Sumardi mengaku jika ia belum pernah memperkenalkan wayang kepada anak-anak di Indonesia karena terbentur sejumlah kendala.

“Fasilitas sekolah tidak selengkap di Australia untuk menggelar pertunjukkan wayang,” ujar Sumardi saat dihubungi Erwin Renaldi dari ABC Australia Plus di Melbourne.

“Kedua, birokrasi untuk memperkenalkan wayang masih bertele-tele, banyak kepala sekolah dan guru yang tidak mengizinkan memperkenalkan wayang di sekolah,” tambahnya.

Sumardi mengatakan jika dalam hati kecilnya ingin sekali memperkenalkan warisan budaya wayang kepada anak-anak Indonesia sendiri, tetapi ia mengaku membutuhkan bantuan dari berbagai pihak.

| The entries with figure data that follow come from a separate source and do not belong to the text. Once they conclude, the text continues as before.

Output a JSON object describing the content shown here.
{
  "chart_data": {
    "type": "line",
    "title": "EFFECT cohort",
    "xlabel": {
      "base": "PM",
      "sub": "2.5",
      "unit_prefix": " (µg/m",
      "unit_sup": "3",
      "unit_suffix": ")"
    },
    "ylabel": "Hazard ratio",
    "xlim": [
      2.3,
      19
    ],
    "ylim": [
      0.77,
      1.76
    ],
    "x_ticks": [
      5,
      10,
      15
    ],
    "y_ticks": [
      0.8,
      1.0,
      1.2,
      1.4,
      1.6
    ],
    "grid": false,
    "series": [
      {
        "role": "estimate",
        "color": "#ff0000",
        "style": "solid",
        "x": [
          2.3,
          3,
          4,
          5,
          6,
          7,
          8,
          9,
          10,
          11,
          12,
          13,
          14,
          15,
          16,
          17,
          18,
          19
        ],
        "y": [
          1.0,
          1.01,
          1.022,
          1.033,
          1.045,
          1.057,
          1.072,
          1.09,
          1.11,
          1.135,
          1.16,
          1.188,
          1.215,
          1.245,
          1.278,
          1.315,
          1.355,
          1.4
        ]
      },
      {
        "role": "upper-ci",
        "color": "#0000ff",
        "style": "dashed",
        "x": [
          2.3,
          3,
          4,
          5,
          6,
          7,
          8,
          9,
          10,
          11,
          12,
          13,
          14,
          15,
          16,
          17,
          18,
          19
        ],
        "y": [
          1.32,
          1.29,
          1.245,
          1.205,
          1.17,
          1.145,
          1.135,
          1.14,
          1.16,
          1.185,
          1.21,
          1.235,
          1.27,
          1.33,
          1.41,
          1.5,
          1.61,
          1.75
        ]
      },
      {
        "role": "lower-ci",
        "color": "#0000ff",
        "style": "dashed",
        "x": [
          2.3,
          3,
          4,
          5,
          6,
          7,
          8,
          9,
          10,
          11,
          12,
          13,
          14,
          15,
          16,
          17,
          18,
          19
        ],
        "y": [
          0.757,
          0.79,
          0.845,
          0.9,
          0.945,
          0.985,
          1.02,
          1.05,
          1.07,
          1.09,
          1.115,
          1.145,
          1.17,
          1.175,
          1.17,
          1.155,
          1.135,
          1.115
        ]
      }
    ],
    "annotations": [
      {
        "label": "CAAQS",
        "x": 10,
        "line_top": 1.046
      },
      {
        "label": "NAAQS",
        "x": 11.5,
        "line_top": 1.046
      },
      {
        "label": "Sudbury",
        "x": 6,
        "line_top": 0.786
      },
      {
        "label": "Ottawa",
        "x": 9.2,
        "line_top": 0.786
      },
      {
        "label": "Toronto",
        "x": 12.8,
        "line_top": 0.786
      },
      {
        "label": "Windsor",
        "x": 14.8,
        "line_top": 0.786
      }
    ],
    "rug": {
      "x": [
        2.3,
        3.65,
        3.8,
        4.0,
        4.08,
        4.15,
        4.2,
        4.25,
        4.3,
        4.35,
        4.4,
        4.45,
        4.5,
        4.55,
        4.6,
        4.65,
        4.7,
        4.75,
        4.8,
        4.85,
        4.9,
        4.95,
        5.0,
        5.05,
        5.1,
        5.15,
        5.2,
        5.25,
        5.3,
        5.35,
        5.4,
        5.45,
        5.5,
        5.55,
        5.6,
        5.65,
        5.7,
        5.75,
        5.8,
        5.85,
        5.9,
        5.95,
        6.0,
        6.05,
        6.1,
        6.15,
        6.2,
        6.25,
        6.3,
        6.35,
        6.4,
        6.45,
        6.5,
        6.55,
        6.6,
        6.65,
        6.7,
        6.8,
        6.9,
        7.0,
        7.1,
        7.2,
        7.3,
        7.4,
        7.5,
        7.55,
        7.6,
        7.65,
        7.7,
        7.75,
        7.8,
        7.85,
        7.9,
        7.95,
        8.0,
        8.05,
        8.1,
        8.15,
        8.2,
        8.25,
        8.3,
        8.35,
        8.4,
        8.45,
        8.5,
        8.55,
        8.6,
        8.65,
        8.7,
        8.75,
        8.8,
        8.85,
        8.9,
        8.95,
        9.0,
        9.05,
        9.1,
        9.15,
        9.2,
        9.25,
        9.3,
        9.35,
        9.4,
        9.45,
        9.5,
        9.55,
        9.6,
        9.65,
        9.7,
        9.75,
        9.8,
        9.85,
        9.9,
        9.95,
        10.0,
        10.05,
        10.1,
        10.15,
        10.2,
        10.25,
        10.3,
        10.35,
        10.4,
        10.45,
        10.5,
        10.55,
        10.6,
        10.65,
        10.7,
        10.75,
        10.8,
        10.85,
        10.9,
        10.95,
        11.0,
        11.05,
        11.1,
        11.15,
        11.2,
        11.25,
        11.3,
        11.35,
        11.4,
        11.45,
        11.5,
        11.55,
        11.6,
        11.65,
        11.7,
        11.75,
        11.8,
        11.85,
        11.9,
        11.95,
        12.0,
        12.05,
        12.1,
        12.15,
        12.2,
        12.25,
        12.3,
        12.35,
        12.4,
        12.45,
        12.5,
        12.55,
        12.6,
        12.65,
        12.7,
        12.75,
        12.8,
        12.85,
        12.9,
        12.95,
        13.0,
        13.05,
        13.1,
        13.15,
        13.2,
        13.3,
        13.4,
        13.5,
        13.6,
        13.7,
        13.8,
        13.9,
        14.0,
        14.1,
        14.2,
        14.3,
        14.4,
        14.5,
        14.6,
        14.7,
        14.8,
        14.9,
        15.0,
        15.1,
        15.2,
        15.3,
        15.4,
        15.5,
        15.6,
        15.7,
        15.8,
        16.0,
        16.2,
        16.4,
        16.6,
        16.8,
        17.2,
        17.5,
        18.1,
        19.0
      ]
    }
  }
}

“Saya pernah mencoba mengajukan proposal ke salah satu perusahaan di Indonesia untuk mendukung program saya, ‘Cultural in Education’ dengan misi ‘Ayo Nonton Wayang’, namun belum ada tanggapan sampai sekarang.”

Dengan tawaran yang datang dari Australia, Dalang Sumardi seolah mendapat kesempatan untuk memperkenalkan budaya wayang kepada generasi muda, meski bukan dari tanah kelahirannya sendiri.

Di Australia, Sumardi mengatakan telah memperkenalkan wayang kulit, wayang kancil, wayang golek, hingga seni tari.

“Pada tahun 2014 saya membawa instrumen gamelan kendang dan gender. Tujuannya untuk memperkenalkan salah satu musik yang mengiringi pertunjukkan wayang kulit,” jelas Sumardi yang lulus dari Institut Seni Indonesia (ISI) Yogyakarta.

Sumardi mengaku jika murid-murid sekolah dasar berserta para guru menanggapi budaya wayang asal Indonesia dengan positif. Menurut pria kelahiran tahun 1966 tersebut, mereka menganggap bahwa budaya wayang adalah sesuatu yang unik dan menarik.

Ia pun seringkali dibanjiri pertanyaan soal wayang dari para murid, yang berasal dari kelas satu dan enam sekolah dasar.

Nasib Semu Budaya Wayang

Apabila kita cukup jeli untuk melihat lingkungan sekitar di Indonesia, mungkin kita akan kesulitan untuk mencari pendalang. Hal ini dikarenakan tidak banyak pendalang yang ingin meneruskan profesi yang mulia ini. Faktor terbesar ialah frekeunsi pementasan wayang yang sangat berkurang. Selain itu, dukungan pemerintah yang minim untuk melestarikan budaya ini serta lahan yang tidak memadai.

“Sekarang, setiap ada lahan kosong langsung dijadikan perumahan. Jadi, seseorang mungkin mempunyai uang untuk menonton wayang, tetapi tempat untuk mementaskan pertujukan tersebut tidak ada,” katanya.

Sedih sekali untuk mendengar hal ini datang dari seseorang yang ingin melestarikan budaya Indonesia yang sudah mendunia. Biaya yang tinggi serta keinginan dari para generasi muda untuk menjadi pendalang juga berkurang. Hal ini terjadi karena profesi ini tidak bisa menjadi menyokong kebutuhan kehidupan sehari-hari.

“Tak kenal maka tak sayang. Generasi sekarang tidak mengenal wayang. Jenjangnya sudah terlalu jauh. Padahal, wayang itu memberikan tuntunan moril.”

Suka duka Sumardi memperlihatkan semangat seorang individu dalam memperjuangkan kelestarian budaya Indonesia. Hambatan serta pesimisme pasti akan melanda. Akan tetapi, kedua hal itu tidak menjadi alasan justru menjadi senjata yang paling ampuh untuk mencapai objektif yang diinginkan.